Simplemente te encuentras perdido, sin saber qué rumbo tomar. Sin saber realmente
qué haces en aquel extraño y confuso lugar.
Y
caminas.
Caminas,
caminas y caminas.
Tus
piernas se cansan con el tiempo y tu cuerpo, que olvida sus actos nada más
guardar un cubo nuevo, falla por momentos. Y aún así persistes. Queriendo
averiguar qué es lo que ocurre, qué es lo que instintivamente sigues.
Los
hombros te pesan y los ojos se te cierran. Las fuerzas te fallan y la memoria
hace ya mucho que no te acompaña. Y crees que ya no queda ni hay nada. Mas una
intuición, un impulso que emerge de tu interior, te obliga a permanecer con la
labor. Como si te fuese la vida en ello.
A pesar
de que, en alguna ocasión, hayas visto de refilón un ligero reflejo en uno de
esos desconocidos poliedros. Viendo así un rostro esquelético, demacrado por el
agotamiento que conlleva el transcurso del tiempo. Oxidado por el abandono.
Pero a
los segundos esa imagen es omitida, como si nunca hubiera sido vista.
Y
vagabundeas.
Vagabundeas,
deambulas y yerras.
Hasta
que un día las rodillas te tiemblan, los párpados te pesan y sientes los
hombros abrumados, sobrecargados por un peso ajeno. Los miembros ceden y, al
final, desisten, derrumbándote.
Sientes
cómo la enigmática carga se dispersa por tu espalda y crees que eso te
permitirá soportarla. Pero tu columna se quiebra. Y gritas de desesperación y
dolor. Pidiendo auxilio. Un auxilio que nunca será recibido.
Y el
negro terreno se humedece con las lágrimas de unos ojos muertos.
Unos
flashes externos, sombríos y nauseabundos, invaden tu pensamiento. Y contemplas
cómo alguien, desconsolado y apartado, se aferra a sus piernas en un rincón.

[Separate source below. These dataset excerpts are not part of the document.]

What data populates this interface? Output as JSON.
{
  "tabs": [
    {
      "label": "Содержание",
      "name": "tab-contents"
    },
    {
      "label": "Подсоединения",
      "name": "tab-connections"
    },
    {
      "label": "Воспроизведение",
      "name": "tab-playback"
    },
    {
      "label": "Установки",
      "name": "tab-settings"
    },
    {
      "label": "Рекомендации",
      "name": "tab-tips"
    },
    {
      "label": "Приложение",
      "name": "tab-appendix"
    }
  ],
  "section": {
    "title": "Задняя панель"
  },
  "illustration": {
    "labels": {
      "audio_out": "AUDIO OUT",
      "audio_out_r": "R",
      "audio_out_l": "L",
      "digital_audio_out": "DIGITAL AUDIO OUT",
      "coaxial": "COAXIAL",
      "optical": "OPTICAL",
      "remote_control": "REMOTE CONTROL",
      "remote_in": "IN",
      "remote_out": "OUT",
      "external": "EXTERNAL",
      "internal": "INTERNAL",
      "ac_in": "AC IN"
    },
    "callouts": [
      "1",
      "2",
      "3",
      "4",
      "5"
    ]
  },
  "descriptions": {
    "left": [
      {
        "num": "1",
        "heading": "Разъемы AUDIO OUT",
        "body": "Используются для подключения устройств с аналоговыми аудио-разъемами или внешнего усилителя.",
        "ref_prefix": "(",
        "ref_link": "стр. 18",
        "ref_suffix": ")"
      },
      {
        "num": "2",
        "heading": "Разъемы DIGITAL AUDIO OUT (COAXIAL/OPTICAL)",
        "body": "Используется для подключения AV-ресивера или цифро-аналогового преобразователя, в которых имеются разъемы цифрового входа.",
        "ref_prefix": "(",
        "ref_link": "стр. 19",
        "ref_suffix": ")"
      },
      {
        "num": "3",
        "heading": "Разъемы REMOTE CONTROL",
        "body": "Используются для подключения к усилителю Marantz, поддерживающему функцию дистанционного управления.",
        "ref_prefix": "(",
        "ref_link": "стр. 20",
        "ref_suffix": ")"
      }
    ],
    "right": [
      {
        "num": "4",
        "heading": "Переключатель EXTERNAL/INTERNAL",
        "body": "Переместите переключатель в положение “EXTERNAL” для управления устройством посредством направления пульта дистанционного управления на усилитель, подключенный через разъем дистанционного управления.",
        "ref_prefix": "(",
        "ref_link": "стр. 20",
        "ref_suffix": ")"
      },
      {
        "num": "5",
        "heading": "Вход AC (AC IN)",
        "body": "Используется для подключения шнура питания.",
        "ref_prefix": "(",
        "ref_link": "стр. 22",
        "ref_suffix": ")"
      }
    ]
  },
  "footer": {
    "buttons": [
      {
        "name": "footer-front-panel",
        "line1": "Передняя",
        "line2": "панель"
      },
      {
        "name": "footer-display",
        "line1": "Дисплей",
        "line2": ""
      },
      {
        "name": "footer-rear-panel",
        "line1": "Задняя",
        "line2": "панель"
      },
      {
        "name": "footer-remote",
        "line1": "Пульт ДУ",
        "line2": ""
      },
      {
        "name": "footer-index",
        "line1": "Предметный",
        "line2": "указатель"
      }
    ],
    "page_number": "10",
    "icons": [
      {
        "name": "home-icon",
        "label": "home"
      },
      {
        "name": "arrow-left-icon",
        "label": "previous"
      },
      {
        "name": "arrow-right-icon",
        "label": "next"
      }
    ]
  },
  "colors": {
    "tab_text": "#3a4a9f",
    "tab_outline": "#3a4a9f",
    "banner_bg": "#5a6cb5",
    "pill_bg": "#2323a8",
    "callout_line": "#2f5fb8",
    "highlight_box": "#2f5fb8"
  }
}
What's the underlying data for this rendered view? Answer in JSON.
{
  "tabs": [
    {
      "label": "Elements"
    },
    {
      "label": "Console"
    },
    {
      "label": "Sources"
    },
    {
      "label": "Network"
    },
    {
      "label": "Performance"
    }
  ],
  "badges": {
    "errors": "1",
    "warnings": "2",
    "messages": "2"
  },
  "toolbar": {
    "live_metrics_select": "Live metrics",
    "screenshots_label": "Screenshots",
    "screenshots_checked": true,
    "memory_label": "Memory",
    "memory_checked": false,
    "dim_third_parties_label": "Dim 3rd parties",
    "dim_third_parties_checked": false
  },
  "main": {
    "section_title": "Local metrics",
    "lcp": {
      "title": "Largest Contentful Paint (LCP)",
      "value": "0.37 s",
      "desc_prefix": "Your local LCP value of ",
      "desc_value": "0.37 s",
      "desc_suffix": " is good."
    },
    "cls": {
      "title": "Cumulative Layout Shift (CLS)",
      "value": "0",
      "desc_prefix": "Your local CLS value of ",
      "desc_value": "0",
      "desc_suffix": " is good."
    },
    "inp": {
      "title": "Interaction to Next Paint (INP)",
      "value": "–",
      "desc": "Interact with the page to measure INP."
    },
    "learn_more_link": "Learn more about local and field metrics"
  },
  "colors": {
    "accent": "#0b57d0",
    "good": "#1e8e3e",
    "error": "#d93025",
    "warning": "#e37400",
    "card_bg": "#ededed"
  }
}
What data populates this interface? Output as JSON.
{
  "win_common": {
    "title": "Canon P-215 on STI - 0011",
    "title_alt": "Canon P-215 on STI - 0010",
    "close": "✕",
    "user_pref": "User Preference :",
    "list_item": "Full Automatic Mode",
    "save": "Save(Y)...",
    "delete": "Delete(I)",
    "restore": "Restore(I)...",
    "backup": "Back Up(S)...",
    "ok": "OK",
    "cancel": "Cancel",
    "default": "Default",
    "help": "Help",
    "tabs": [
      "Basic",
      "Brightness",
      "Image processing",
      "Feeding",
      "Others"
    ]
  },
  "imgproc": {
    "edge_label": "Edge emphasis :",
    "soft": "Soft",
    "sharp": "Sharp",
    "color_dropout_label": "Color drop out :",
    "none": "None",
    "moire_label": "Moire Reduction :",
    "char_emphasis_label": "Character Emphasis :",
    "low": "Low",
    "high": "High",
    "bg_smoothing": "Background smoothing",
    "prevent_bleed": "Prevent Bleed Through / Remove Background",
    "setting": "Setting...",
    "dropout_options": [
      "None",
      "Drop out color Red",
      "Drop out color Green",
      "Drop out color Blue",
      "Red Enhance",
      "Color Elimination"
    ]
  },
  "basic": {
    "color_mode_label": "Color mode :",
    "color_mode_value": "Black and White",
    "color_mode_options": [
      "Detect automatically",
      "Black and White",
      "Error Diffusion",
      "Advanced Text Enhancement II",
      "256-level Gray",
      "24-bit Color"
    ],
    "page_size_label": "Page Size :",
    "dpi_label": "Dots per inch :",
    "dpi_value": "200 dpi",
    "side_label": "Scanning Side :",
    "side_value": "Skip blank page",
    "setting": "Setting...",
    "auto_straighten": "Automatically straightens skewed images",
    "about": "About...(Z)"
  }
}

Llorando por unos motivos que te son incomprensibles hasta que, antes de
chillar tu último alarido, levantas la vista al cielo y ves cómo un resplandor
se alza des del saco. Un resplandor de sonidos, imágenes, sensaciones y
sentimientos, de recuerdos desagradables que se apartaron para olvidarse. Pero
su peso, su lastre, se hizo demasiado cargante. Y estalló, rompiendo tu
intelecto y matando a tu guardián inconsciente. Quien, al poco, abrirá los ojos
de nuevo. Sin comprender qué está sucediendo.